I am facing this undermentioned problem since the very beginning of my marriage, but tried coping up(through dialogue within the family) and adjusting to my possible limits. However the things have not improved rather detoriated with the passage of time. Hence now started to find some legal opinion with respect to my problem. It would be great favour if you can kindly find some time to go through the mail and guide me on the issue.
Facts & Details
Got married in Oct’ 2011. Moved to wife's company provided accommodation where she was residing before the marriage with her parents. I too was entitled for company accommodation but to save HRA which was much more than my wife's' HRA. This was decided mutually.
After marriage started experiencing continuous and increasing and interference of my in-laws in our day to day life and later spoiling my 3 years child(born in AUG' 2012). They continued staying with us and now not willing to move out (even after several conflicts) although they have their own flat before my marriage. Later my brother in-law got married in 2014 and he is also staying in the same house with his wife.
My Wife is neither willing to ask/leave them to go to their flat( 3 bed room) nor she herself willing to move out in some other rented place.
Looking at this for more than a year I resigned from my job and went to Qatar so that she can join me. She said will come only for some days for visit purpose. And will join permanently only after 5-6 years.
She has booked a flat by her parents choice, has taken additional 3 LIC policies and wants me to take care of all the expenses by working in gulf. Whereas, I have never wanted to leave my family alone at any time.

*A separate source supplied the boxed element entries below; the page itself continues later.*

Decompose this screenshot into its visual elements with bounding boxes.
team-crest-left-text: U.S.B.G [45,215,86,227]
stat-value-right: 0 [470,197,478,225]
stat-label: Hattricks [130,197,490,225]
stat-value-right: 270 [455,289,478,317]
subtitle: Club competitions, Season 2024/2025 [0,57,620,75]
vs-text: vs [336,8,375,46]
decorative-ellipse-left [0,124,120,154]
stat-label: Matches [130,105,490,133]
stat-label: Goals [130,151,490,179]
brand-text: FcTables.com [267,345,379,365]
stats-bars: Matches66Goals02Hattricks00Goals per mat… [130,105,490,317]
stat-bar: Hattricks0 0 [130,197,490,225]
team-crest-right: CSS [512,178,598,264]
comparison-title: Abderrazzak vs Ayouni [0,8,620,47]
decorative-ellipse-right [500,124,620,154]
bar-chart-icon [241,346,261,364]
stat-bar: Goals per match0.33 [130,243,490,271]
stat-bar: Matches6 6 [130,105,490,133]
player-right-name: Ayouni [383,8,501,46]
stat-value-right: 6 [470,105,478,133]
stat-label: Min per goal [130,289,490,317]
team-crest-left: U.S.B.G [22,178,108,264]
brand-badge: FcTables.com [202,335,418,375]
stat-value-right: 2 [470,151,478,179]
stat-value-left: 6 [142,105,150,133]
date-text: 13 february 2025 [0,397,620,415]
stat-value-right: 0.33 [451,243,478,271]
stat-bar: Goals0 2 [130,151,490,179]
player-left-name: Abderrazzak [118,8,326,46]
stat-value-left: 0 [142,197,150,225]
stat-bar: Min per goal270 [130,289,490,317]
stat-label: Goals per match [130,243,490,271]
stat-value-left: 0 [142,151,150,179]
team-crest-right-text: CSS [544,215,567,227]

Six months back I returned to India to find that no proper care is being taken of my child...keeps falling ill. Also her attitude have changed and become abusive and foulmouthed to me my family and when her temper goes up even handles the child badly. All she wants that I should go back and keep sending her money to fulfill her aspirations.
Now If I look for job anywhere in India and unable to put up to her expenses I fear she is going to take her ‘course of actions’. As her parents have been prompting her since the days of her pregnancy that “if anything happens... you just tear your clothes and walk straight to the police station”. In fact she had tried twice attempting this by the leaving the house barefooted to threaten me.
My mom has expired in 2004. Dad (75 years) residing with my elder sister since 2013. No interaction with any of my family members since 2013.
Her intentions are quite clear i.e. of filing false DV and other dowry related cases/ spoiling my reputation and career, if not accepting her 'terms and conditions'. Wants to have her say (in accordance to her parents’ decision) in all our affairs - right from selecting milkman, house maid, doctor for our child to booking of flat or anything for the matter of fact.
My Queries:
1. What should be my future course of action as she is completely ‘remote controlled’ by her parents? She can go to any length especially if prompted by her dad.
2. Meanwhile I am at a fix as to whether I should continue working abroad (which I am not interested in) OR get a job somewhere else leaving my hometown?
3. In case I am taking any legal steps, Is it necessary to file the petition in my own district court or can it be done from elsewhere like Bangalore?
Please Guide me respected forum members.